April 17, 2009

It's Vegas, Baby, And Your Nose Knows

I've spent the last few days at a business meeting in my least favorite place on Earth -- Las Vegas. Some observations:
  • Those who think advertising is dead should come here and see the future. Every square inch is covered in promotional material.
  • The average tourist in Las Vegas is a 60-year-old woman, 30 pounds overweight, wearing a tank top.
  • Las Vegas has a bad version of every good restaurant in America.

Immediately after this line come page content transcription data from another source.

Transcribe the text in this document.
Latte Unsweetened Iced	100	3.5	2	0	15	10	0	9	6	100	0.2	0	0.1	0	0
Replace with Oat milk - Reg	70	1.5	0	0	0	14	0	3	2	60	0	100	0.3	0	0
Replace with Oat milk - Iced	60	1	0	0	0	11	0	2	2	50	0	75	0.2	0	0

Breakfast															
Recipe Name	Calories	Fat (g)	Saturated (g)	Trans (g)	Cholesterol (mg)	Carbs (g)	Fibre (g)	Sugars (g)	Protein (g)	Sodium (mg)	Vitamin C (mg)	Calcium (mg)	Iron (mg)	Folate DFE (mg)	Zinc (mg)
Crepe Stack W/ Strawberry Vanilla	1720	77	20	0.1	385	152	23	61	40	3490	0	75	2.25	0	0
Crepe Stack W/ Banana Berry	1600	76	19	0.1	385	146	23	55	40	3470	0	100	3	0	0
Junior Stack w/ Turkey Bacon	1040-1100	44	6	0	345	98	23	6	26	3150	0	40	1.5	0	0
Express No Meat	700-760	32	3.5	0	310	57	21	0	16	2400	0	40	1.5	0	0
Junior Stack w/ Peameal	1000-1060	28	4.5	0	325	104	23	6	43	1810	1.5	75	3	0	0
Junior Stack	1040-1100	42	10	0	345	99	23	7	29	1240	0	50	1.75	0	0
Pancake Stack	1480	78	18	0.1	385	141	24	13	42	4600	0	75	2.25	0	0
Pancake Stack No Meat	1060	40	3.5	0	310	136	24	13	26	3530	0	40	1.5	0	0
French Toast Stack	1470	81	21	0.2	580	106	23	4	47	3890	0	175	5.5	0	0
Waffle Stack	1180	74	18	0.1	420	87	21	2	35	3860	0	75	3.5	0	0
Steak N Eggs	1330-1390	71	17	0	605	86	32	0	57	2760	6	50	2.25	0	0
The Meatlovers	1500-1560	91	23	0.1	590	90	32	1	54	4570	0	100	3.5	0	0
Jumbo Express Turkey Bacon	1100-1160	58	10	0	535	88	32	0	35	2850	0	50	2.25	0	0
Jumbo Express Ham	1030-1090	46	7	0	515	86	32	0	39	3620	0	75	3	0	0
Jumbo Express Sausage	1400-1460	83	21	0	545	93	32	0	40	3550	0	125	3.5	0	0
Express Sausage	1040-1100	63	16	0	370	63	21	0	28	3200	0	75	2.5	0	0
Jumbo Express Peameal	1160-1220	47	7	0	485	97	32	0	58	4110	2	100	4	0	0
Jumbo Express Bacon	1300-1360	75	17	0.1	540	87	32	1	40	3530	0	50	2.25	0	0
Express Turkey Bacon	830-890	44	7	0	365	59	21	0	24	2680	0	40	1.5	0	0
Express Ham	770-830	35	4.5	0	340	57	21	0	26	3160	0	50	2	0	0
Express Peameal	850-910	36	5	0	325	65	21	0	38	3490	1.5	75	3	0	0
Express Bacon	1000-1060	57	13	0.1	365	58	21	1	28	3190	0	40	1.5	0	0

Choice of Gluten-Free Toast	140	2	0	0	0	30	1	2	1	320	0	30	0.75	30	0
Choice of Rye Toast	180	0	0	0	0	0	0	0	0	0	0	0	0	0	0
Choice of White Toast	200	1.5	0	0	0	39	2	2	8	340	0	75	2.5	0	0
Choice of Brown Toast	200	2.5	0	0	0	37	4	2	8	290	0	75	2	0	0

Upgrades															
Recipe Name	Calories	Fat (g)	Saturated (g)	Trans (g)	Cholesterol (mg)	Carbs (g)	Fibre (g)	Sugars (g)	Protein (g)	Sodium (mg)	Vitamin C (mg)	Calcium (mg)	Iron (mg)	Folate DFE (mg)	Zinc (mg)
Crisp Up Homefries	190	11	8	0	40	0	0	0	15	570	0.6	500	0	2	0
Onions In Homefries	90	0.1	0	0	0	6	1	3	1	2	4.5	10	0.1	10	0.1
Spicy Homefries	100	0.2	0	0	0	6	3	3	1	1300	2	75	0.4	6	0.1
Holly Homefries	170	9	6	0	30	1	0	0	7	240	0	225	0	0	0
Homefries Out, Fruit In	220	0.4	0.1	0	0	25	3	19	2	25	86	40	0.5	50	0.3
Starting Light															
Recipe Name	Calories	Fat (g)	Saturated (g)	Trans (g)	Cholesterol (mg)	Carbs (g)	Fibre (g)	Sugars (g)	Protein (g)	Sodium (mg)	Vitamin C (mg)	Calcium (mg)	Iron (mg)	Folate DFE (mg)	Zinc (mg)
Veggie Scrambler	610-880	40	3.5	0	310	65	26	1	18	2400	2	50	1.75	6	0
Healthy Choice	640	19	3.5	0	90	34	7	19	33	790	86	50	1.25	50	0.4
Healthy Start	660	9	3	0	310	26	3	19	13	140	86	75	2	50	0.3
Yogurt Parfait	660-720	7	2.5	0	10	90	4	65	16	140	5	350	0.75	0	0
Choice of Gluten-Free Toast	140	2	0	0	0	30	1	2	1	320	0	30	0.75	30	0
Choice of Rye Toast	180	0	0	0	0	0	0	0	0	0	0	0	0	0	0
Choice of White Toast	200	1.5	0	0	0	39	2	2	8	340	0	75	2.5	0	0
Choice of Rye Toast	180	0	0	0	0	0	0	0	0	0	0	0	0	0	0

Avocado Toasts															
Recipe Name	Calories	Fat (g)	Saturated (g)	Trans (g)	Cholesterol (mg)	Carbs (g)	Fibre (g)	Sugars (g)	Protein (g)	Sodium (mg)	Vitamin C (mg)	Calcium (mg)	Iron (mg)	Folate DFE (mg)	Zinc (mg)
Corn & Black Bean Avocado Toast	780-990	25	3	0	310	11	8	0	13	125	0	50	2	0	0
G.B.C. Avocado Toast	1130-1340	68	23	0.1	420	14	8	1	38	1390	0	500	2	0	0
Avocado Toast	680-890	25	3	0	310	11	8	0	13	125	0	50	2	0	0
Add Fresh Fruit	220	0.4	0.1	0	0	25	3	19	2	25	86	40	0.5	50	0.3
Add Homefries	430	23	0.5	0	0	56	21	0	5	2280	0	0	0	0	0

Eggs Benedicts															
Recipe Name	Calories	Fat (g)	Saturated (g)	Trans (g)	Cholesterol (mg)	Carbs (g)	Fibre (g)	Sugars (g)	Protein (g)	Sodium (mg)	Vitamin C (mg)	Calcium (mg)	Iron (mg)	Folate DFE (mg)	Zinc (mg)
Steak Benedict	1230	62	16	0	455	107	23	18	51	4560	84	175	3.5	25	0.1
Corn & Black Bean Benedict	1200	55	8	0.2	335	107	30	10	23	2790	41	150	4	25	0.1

  • There are two types of gambling. The first type is real gambling which is fair, unfixed, and gives you as good a chance to win as anyone -- like a game of poker. The second type is not really gambling at all -- it is fixed, unfair, and you have little to no chance of winning. Casino gambling is the second kind. The phenomenon I find fascinating is that all the rubes who come to piss their money away prefer to do it in the most extravagant environments, as if they're getting more value if they're throwing away their salary beneath a faux crystal chandelier.
  • In Las Vegas there is no white space.
  • Nobody not looking for a tip is smiling.
  • Only in Las Vegas: a drunken dwarf walking arm-in-arm with two hookers.
  • Unlike 99% of marketers, the hotels and casinos here understand their heavy users. I'm staying at a large hotel and every elevator you step into is playing baby boomer hits. Contrast that with the clueless NBA that markets to their players. The average season ticket holder is a 50-year-old fat-ass white guy and the NBA blasts hip hop music all night.
  • What happens in Arkansas stays in Las Vegas.
  • No matter how much glitz and cheesy opulence they try to build in, your nose tells you the truth. Every hotel and every casino has the cigaret-induced smell of a low dive in Brooklyn.